Biden Gun-Control Plan Would Ban ‘Assault Weapon’ Sales but Not Force ’Buybacks’

Joe Biden’s campaign released an eleven-page comprehensive gun-control plan on Wednesday morning, in which the former vice president proposes the reintroduction of an assault-weapons ban but offers only a voluntary buyback for current owners.

Biden’s plan also includes a universal background check for gun purchases — except for gifts between close family members — and $900 million in federal funding over eight years for anti-gun-violence programs in U.S. inner cities.

The voluntary government-purchasing program distances the former vice president from other Democratic presidential candidates, including former congressman Beto O’Rourke, whose viral “hell yes, we’re going to take your AR-15,” comment in the third Democratic debate sparked controversy over the prospect of gun confiscation.

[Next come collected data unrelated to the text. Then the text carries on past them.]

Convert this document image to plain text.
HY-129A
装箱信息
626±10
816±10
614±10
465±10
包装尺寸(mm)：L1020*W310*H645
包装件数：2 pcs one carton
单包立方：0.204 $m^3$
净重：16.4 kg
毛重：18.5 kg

President Trump took aim at O’Rourke in a tweet after the debate, saying “Dummy Beto made it much harder to make a deal,” and Senate minority leader Chuck Schumer said in a conference call that “I don’t know of any other Democrat who agrees with Beto O’Rourke.” But fellow candidates Kamala Harris and Cory Booker have also expressed support for a mandatory buyback, with Booker telling Bloomberg that foreign countries have been successful in taking assault weapons “off the streets.”

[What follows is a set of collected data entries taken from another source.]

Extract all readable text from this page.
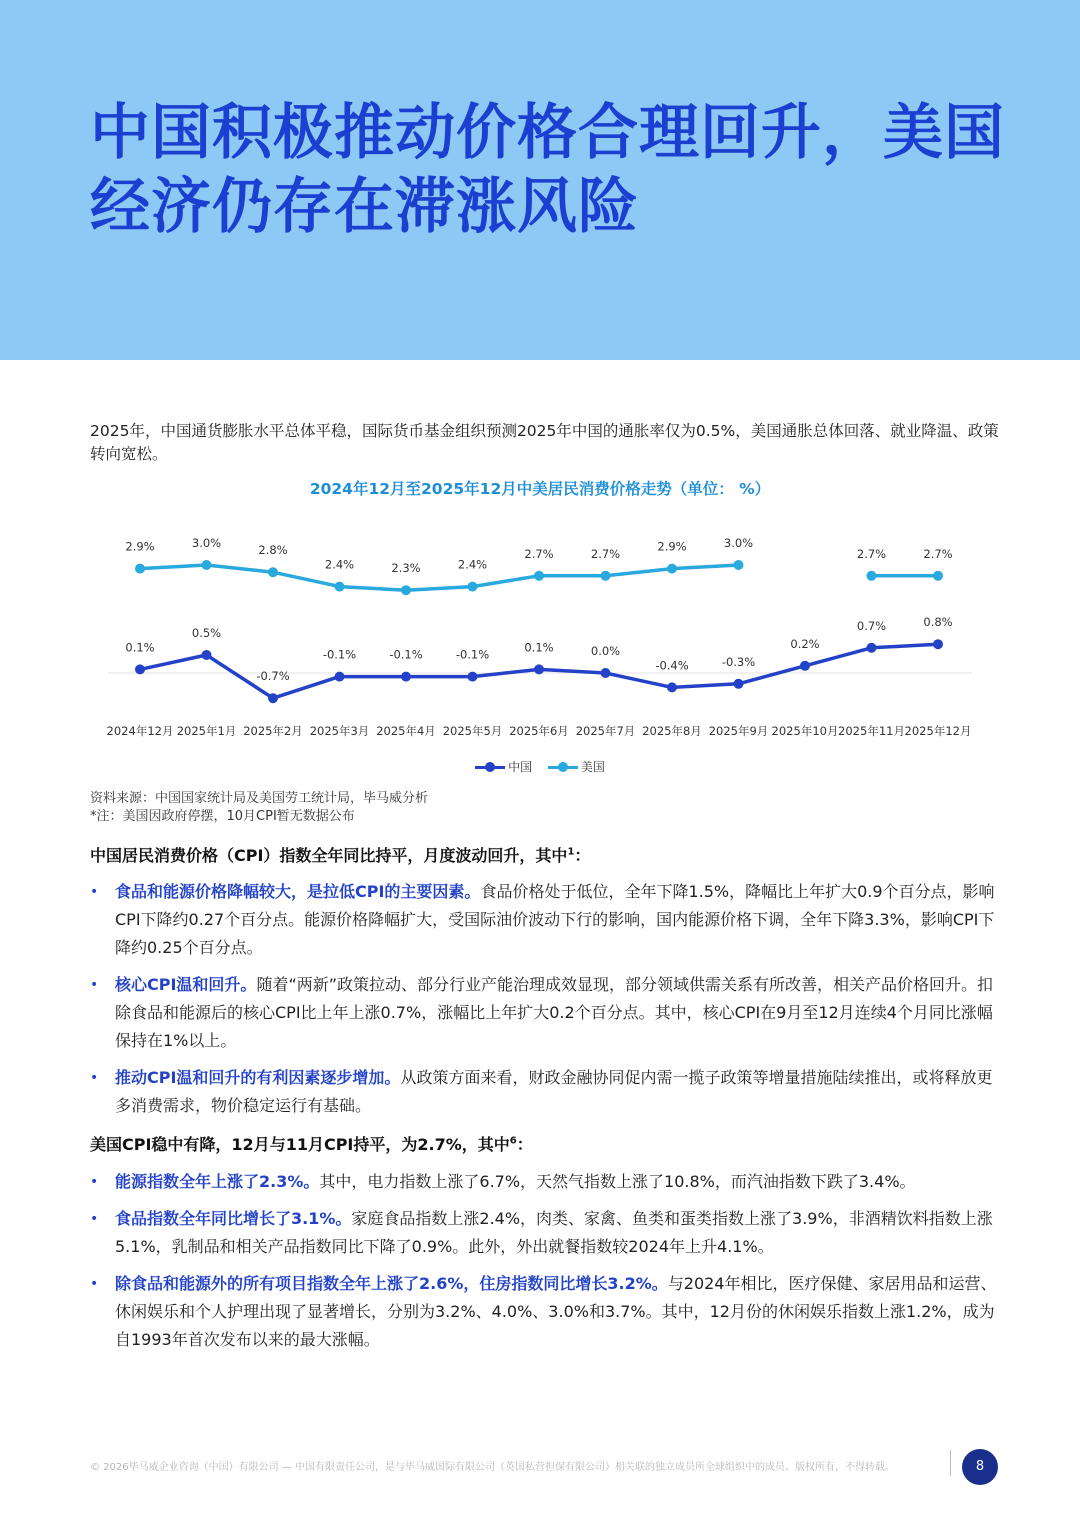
中国积极推动价格合理回升，美国
经济仍存在滞涨风险

2025年，中国通货膨胀水平总体平稳，国际货币基金组织预测2025年中国的通胀率仅为0.5%，美国通胀总体回落、就业降温、政策转向宽松。

2024年12月至2025年12月中美居民消费价格走势（单位： %）
0.1%
0.5%
-0.7%
-0.1%	-0.1%	-0.1%
0.1%	0.0%
-0.4%	-0.3%
0.2%
0.7%	0.8%
2.9%	3.0%
2.8%
2.4%	2.3%	2.4%
2.7%	2.7%
2.9%	3.0%
2.7%	2.7%
2024年12月 2025年1月 2025年2月 2025年3月 2025年4月 2025年5月 2025年6月 2025年7月 2025年8月 2025年9月 2025年10月 2025年11月 2025年12月
中国
	美国

资料来源：中国国家统计局及美国劳工统计局，毕马威分析

*注：美国因政府停摆，10月CPI暂无数据公布

中国居民消费价格（CPI）指数全年同比持平，月度波动回升，其中$^1$：

• 食品和能源价格降幅较大，是拉低CPI的主要因素。食品价格处于低位，全年下降1.5%，降幅比上年扩大0.9个百分点，影响CPI下降约0.27个百分点。能源价格降幅扩大，受国际油价波动下行的影响，国内能源价格下调，全年下降3.3%，影响CPI下降约0.25个百分点。
• 核心CPI温和回升。随着“两新”政策拉动、部分行业产能治理成效显现，部分领域供需关系有所改善，相关产品价格回升。扣除食品和能源后的核心CPI比上年上涨0.7%，涨幅比上年扩大0.2个百分点。其中，核心CPI在9月至12月连续4个月同比涨幅保持在1%以上。
• 推动CPI温和回升的有利因素逐步增加。从政策方面来看，财政金融协同促内需一揽子政策等增量措施陆续推出，或将释放更多消费需求，物价稳定运行有基础。

美国CPI稳中有降，12月与11月CPI持平，为2.7%，其中$^6$：

• 能源指数全年上涨了2.3%。其中，电力指数上涨了6.7%，天然气指数上涨了10.8%，而汽油指数下跌了3.4%。
• 食品指数全年同比增长了3.1%。家庭食品指数上涨2.4%，肉类、家禽、鱼类和蛋类指数上涨了3.9%，非酒精饮料指数上涨5.1%，乳制品和相关产品指数同比下降了0.9%。此外，外出就餐指数较2024年上升4.1%。
• 除食品和能源外的所有项目指数全年上涨了2.6%，住房指数同比增长3.2%。与2024年相比，医疗保健、家居用品和运营、休闲娱乐和个人护理出现了显著增长，分别为3.2%、4.0%、3.0%和3.7%。其中，12月份的休闲娱乐指数上涨1.2%，成为自1993年首次发布以来的最大涨幅。
© 2026毕马威企业咨询（中国）有限公司 — 中国有限责任公司，是与毕马威国际有限公司（英国私营担保有限公司）相关联的独立成员所全球组织中的成员。版权所有，不得转载。	8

Biden’s proposal toes the line, as it lays out a ban of the manufacturing and selling of military-style assault weapons, but allows current assault-weapon owners the choice between selling to the government or registering the gun under the National Firearms Act.

The Act, passed in 1934, requires individuals who own machine guns, silencers, and short-barreled rifles to undergo a background check and register those weapons with the Bureau of Alcohol, Tobacco, Firearms, and Explosives. Currently, semiautomatic weapons do not fall under the law’s jurisdiction.

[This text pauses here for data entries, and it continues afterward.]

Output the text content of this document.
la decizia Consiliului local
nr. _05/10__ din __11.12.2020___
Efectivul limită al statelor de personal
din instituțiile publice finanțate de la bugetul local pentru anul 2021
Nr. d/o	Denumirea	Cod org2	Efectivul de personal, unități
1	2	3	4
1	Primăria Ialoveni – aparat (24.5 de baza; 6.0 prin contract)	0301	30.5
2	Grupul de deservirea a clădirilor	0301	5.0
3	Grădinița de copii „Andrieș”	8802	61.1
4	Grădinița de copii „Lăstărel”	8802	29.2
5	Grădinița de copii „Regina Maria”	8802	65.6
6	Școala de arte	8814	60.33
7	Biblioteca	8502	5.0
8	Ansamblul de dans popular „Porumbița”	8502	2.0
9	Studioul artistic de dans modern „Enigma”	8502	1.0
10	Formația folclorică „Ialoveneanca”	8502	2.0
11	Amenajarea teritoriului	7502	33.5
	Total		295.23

On Wednesday, Biden is expected to attend a gun-control-advocacy forum in Las Vegas, hosted by Gabby Giffords and March for Our Lives, where he will unveil his gun-control agenda.

A Biden staffer told Axios on Wednesday that despite a Republican-controlled Senate, “You have in the vice president’s record two examples of him succeeding in getting legislation done and defeating the NRA before.”